IoT-Recht Big-Data-Anwendungen: der rechtliche Rahmen
Die Frage nach Rechten an oder ein Recht auf Zugriff auf maschinen- und personenbezogene Daten ist bei Big Data- und IoT-Anwendungen juristisch noch nicht geklärt, Standardisierungen und Interoparabilitäten sind noch offen. Dieser Beitrag gibt einen Überblick zu den rechtlichen Themen als „need to know“.

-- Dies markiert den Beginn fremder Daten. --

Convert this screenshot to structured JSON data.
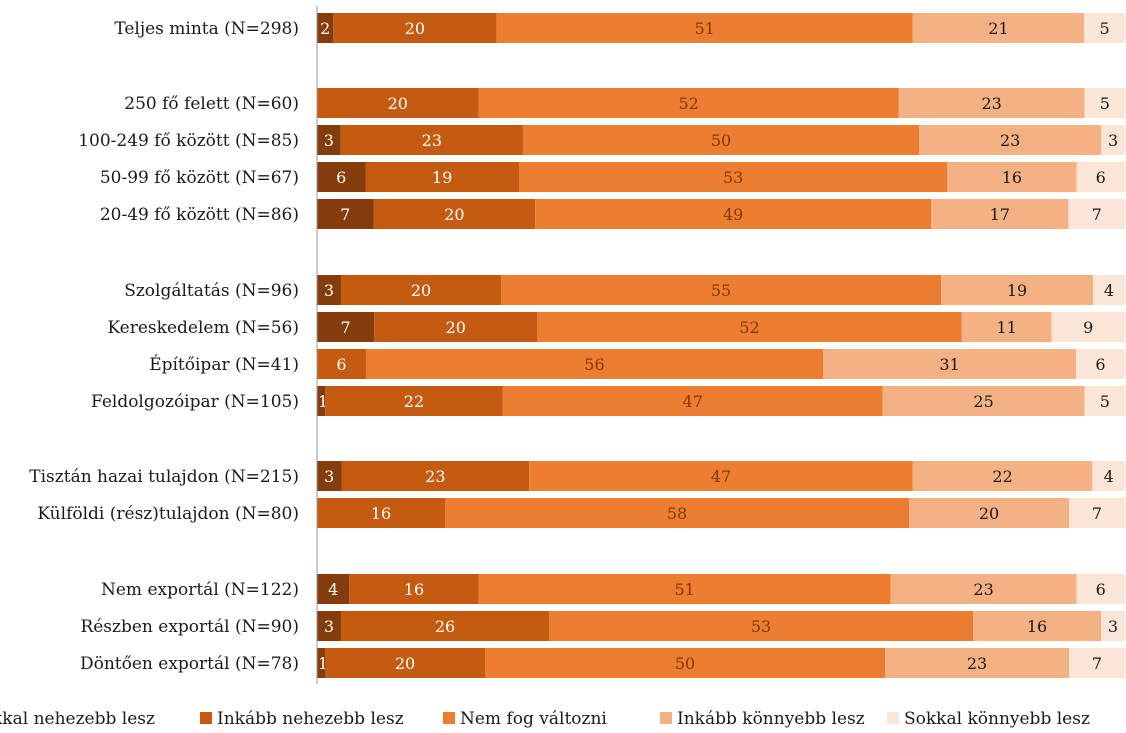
{
  "chart_data": {
    "type": "bar",
    "orientation": "horizontal",
    "stacked": true,
    "title": "",
    "xlabel": "",
    "ylabel": "",
    "xlim": [
      0,
      100
    ],
    "grid": false,
    "legend_position": "bottom",
    "categories": [
      "Teljes minta (N=298)",
      "250 fő felett (N=60)",
      "100-249 fő között (N=85)",
      "50-99 fő között (N=67)",
      "20-49 fő között (N=86)",
      "Szolgáltatás (N=96)",
      "Kereskedelem (N=56)",
      "Építőipar (N=41)",
      "Feldolgozóipar (N=105)",
      "Tisztán hazai tulajdon (N=215)",
      "Külföldi (rész)tulajdon (N=80)",
      "Nem exportál (N=122)",
      "Részben exportál (N=90)",
      "Döntően exportál (N=78)"
    ],
    "series": [
      {
        "name": "kkal nehezebb lesz",
        "color": "#843c0c",
        "label_color": "#ffffff",
        "values": [
          2,
          0,
          3,
          6,
          7,
          3,
          7,
          0,
          1,
          3,
          0,
          4,
          3,
          1
        ]
      },
      {
        "name": "Inkább nehezebb lesz",
        "color": "#c55a11",
        "label_color": "#ffffff",
        "values": [
          20,
          20,
          23,
          19,
          20,
          20,
          20,
          6,
          22,
          23,
          16,
          16,
          26,
          20
        ]
      },
      {
        "name": "Nem fog változni",
        "color": "#ed7d31",
        "label_color": "#7f3a0a",
        "values": [
          51,
          52,
          50,
          53,
          49,
          55,
          52,
          56,
          47,
          47,
          58,
          51,
          53,
          50
        ]
      },
      {
        "name": "Inkább könnyebb lesz",
        "color": "#f4b183",
        "label_color": "#1a1a1a",
        "values": [
          21,
          23,
          23,
          16,
          17,
          19,
          11,
          31,
          25,
          22,
          20,
          23,
          16,
          23
        ]
      },
      {
        "name": "Sokkal könnyebb lesz",
        "color": "#fbe5d6",
        "label_color": "#1a1a1a",
        "values": [
          5,
          5,
          3,
          6,
          7,
          4,
          9,
          6,
          5,
          4,
          7,
          6,
          3,
          7
        ]
      }
    ]
  }
}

Ein Unternehmen aus dem Maschinen- und Anlagenbau bietet Geräte und Maschinen, deren Wartung und Pflege sowie den Verkauf von Ersatz- und Verschleißteilen auch international an (nachfolgend „Hersteller“). Service-Leistungen erfolgen vielfach über einen Remote-Zugang des Herstellers vom Geschäftssitz in Deutschland zu den Geräten/Maschinen bei den Kunden. Neben den allgemeinen branchenspezifischen Erfahrungen sowie dem speziellen technischen und kaufmännischen Know-how des Herstellers hat dieser per Remote Zugriff auf Maschinen- und potenziell auch auf personenbezogene Daten aus dem Betrieb der Anlage von seinen Kunden.
Business Case aus dem Maschinenbau
Der Umfang von Maschinendaten ist um das Vielfache gewachsen, nachdem der Hersteller in den letzten zwei Jahren vielfach Sensoren und andere Datenerfassungseinrichtungen bis in die Kugellager und Beschichtungen der Geräte/Maschinen installiert hat. Diese Datenfülle soll nicht nur für den jeweiligen Kunden ausgewertet werden, sondern auch zu Datenbanken ausgebaut werden, in denen ebenfalls die unstrukturierten Daten durch Einsatz von Analyse-Tools in Kennzahlen und Vergleichswerte umgewandelt werden.